Lysosomal acid lipase deficiency allograft recurrence and liver failure- clinical outcomes of 18 liver transplantation patients

Lysosomal acid lipase deficiency (LAL-D) results in progressive microvesicular hepatosteatosis, fibrosis, cirrhosis, dyslipidemia, and vascular disease. Interventions available prior to enzyme replacement therapy development, including lipid lowering medications, splenectomy, hematopoietic stem cell and liver transplantation were unsuccessful at preventing multi-systemic disease progression, and were associated with significant morbidity and mortality. We report two sisters, diagnosed in infancy, who succumbed to LAL-D with accelerated disease progression following splenectomy and liver transplantation. The index patient died one year after hematopoietic stem cell transplant and liver transplantation. Her younger sister survived five years post liver-transplantation, complicated by intermittent, acute rejection. Typical LAL-D hepatopathology, including progressive, microvesicular steatosis, foamy macrophage aggregates, vacuolated Kupffer cells, advanced fibrosis and micronodular cirrhosis recurred in the liver allograft. She died before a second liver transplant could occur for decompensated liver failure.

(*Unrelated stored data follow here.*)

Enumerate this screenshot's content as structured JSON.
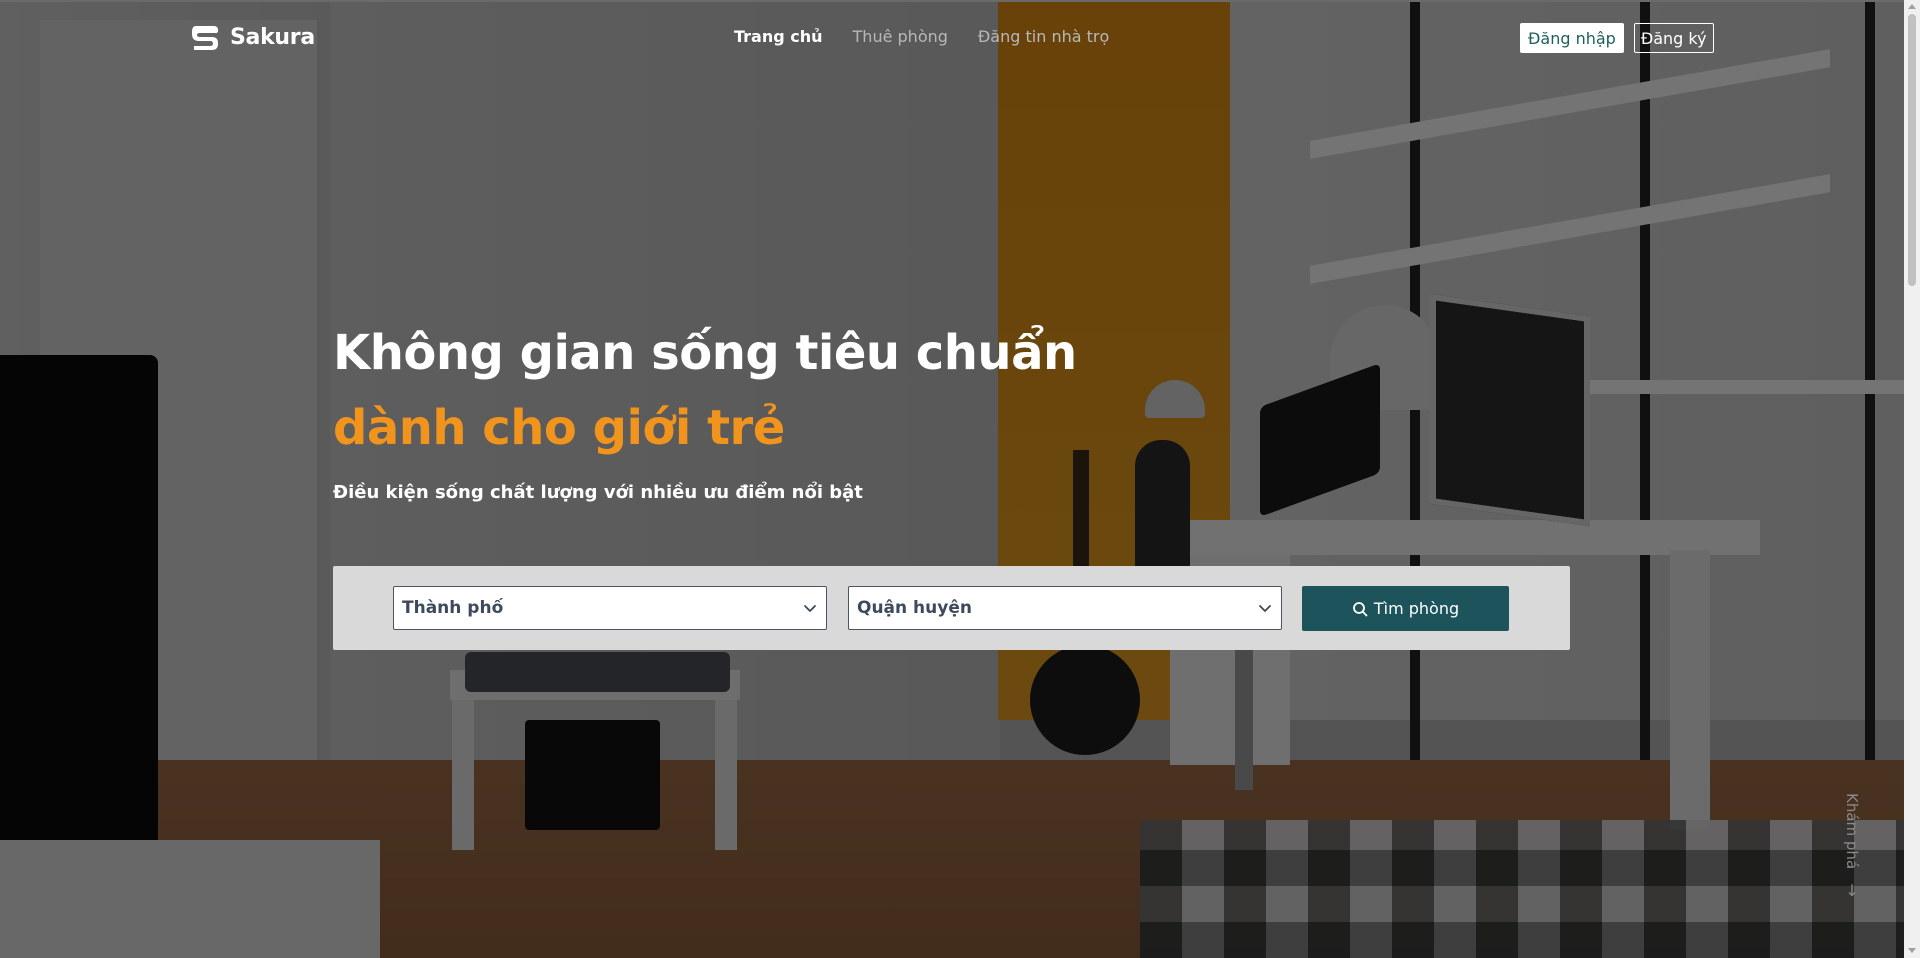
{
  "brand": {
    "name": "Sakura",
    "logo_icon": "sakura-s-logo"
  },
  "nav": {
    "items": [
      {
        "label": "Trang chủ",
        "active": true
      },
      {
        "label": "Thuê phòng",
        "active": false
      },
      {
        "label": "Đăng tin nhà trọ",
        "active": false
      }
    ]
  },
  "auth": {
    "login_label": "Đăng nhập",
    "register_label": "Đăng ký"
  },
  "hero": {
    "title": "Không gian sống tiêu chuẩn",
    "highlight": "dành cho giới trẻ",
    "subtitle": "Điều kiện sống chất lượng với nhiều ưu điểm nổi bật"
  },
  "search": {
    "city_value": "Thành phố",
    "district_value": "Quận huyện",
    "button_label": "Tìm phòng",
    "button_icon": "search-icon"
  },
  "explore": {
    "label": "Khám phá",
    "arrow": "↓"
  },
  "colors": {
    "accent_orange": "#f0941e",
    "button_teal": "#1d545b",
    "login_text": "#1f5f5b",
    "overlay": "rgba(0,0,0,0.52)"
  }
}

Neither patient received sebelipase alfa enzyme replacement therapy, human, recombinant, lysosomal acid lipase enzyme, FDA approved in 2015. Here are reviewed 18 LAL-D post-liver transplantation cases described in the literature. Multi-systemic LAL-D progression occurred in 11 patients (61%) and death in six (33%). These reports demonstrate that liver transplantation may be necessary for LAL-D-associated liver failure, but is not sufficient to prevent disease progression, or liver disease recurrence, since the pathophysiology is predominantly mediated by deficient enzyme activity in bone marrow-derived monocyte-macrophages. Enzyme replacement therapy addresses systemic disease and hepatopathology, potentially improving liver-transplantation outcomes. This is the first systematic review of liver transplantation for LAL-D, and the first account of liver allograft LAL-D-associated hepatopathology recurrence.